Salman Rushdie konfrontiert sein Gespenst aus der Vergangenheit... Der Moment der Wahrheit nach den Stichen des Verrats.

February 11, 2025184 AufrufeLesezeit: 3 Minuten
Salman Rushdie konfrontiert sein Gespenst aus der Vergangenheit... Der Moment der Wahrheit nach den Stichen des Verrats.
Am evening of August 12, 2022, as Salman Rushdie sat on a theater stage at the "Chautauqua" cultural festival in northern New York, an unexpected event occurred; a young man rushed towards him, wielding a knife, and delivered ten sudden stabs to his neck, eye, hand, and chest. One of the stabs was so severe that it resulted in the removal of his eye. This sudden attack came 34 years after a fatwa issued by Ayatollah Khomeini in 1989, calling for Rushdie's blood to be shed due to his novel "The Satanic Verses" which was deemed offensive to Islam.

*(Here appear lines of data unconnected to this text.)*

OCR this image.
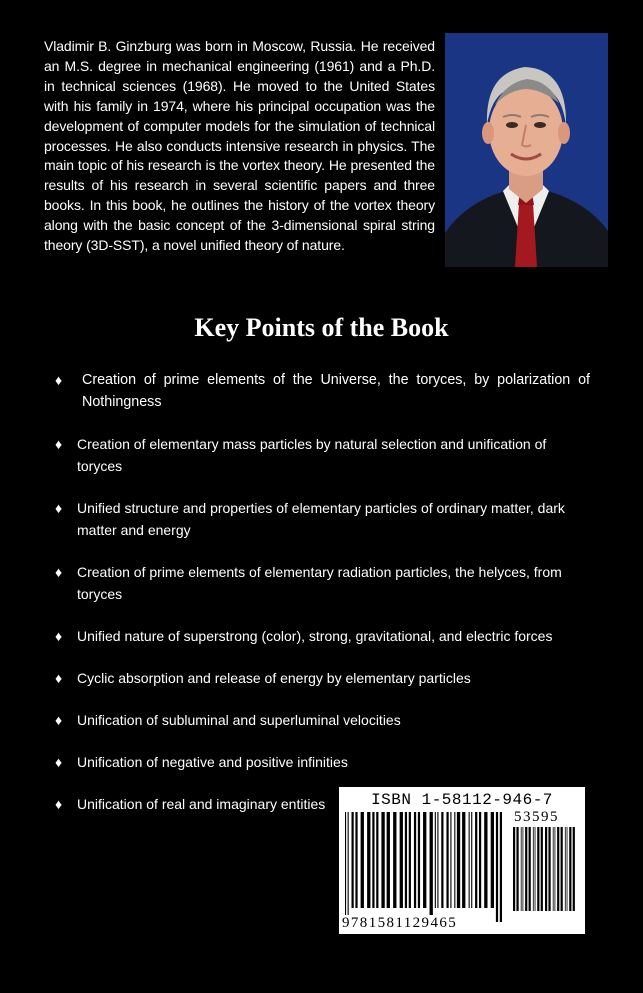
Vladimir B. Ginzburg was born in Moscow, Russia. He received an M.S. degree in mechanical engineering (1961) and a Ph.D. in technical sciences (1968). He moved to the United States with his family in 1974, where his principal occupation was the development of computer models for the simulation of technical processes. He also conducts intensive research in physics. The main topic of his research is the vortex theory. He presented the results of his research in several scientific papers and three books. In this book, he outlines the history of the vortex theory along with the basic concept of the 3-dimensional spiral string theory (3D-SST), a novel unified theory of nature.
Key Points of the Book
♦ Creation of prime elements of the Universe, the toryces, by polarization of Nothingness
♦ Creation of elementary mass particles by natural selection and unification of toryces
♦ Unified structure and properties of elementary particles of ordinary matter, dark matter and energy
♦ Creation of prime elements of elementary radiation particles, the helyces, from toryces
♦ Unified nature of superstrong (color), strong, gravitational, and electric forces
♦ Cyclic absorption and release of energy by elementary particles
♦ Unification of subluminal and superluminal velocities
♦ Unification of negative and positive infinities
♦ Unification of real and imaginary entities	ISBN 1-58112-946-7
53595
9781581129465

The attacker, Hadi Matar, an American of Lebanese descent, was born in New Jersey 26 years ago. Matar had not read the book in its entirety, but later admitted that he had only "read a few pages". However, he learned from the internet that Rushdie would be attending the festival, so he decided to seek revenge for him because of the fatwa. When journalists from the "New York Post" asked him a question in prison a week after his arrest, Matar replied: "I read a few pages. I did not read the book in full," adding that he decided to go to the theater and punish Rushdie with ten stabs.

This attack was not just a passing event. Hadi had spent a month in Lebanon in 2018, and returned to America after this trip to be a different person, according to his mother, Sylvana Firdaus. She said, "He locked himself in the basement when he returned from Lebanon, cooked his own food, and no longer spoke to me much, but started scolding me for not raising him strictly as a Muslim." This change in Matar's behavior was a sign of his internal transformations after returning from Lebanon.

Rushdie, who was 77 years old at the time of the attack, did not expect the "ghost of the past" to haunt him after more than three decades of the fatwa. In his book "Knife" released last year, Rushdie described those moments, saying: "The first thing that came to my mind when I saw him rushing towards me was to say: So you are you. The second thought was: Why now? After all these years? Surely the world has moved on, and the matter has been closed."

However, as described in the book, Matar was like a "killer ghost from the past" who quickly approached. Despite many years passing since the Iranian fatwa, Rushdie still faced the consequences.

The police who arrived at the scene quickly arrested Matar and raided his home in Fairview, New Jersey, where he lived with his mother and twin sisters. In the court proceedings starting on Tuesday, the prosecutor, Jason Schmidt, will stand before the judge to present the case of the attack. The prosecutor plans to summon Salman Rushdie as a witness in the session.

Matar, who faces charges of "supporting a foreign terrorist organization" in reference to Hezbollah, in addition to "attempted murder" and "assault", could face penalties of up to 25 years in prison if convicted.

This courtroom encounter is the next chapter in Salman Rushdie's story that is not yet over, between his past and the consequences of the fatwa; this tale remains open until the judgment is made in the case of the attack he endured, for everyone to discover how killers face the past in our time.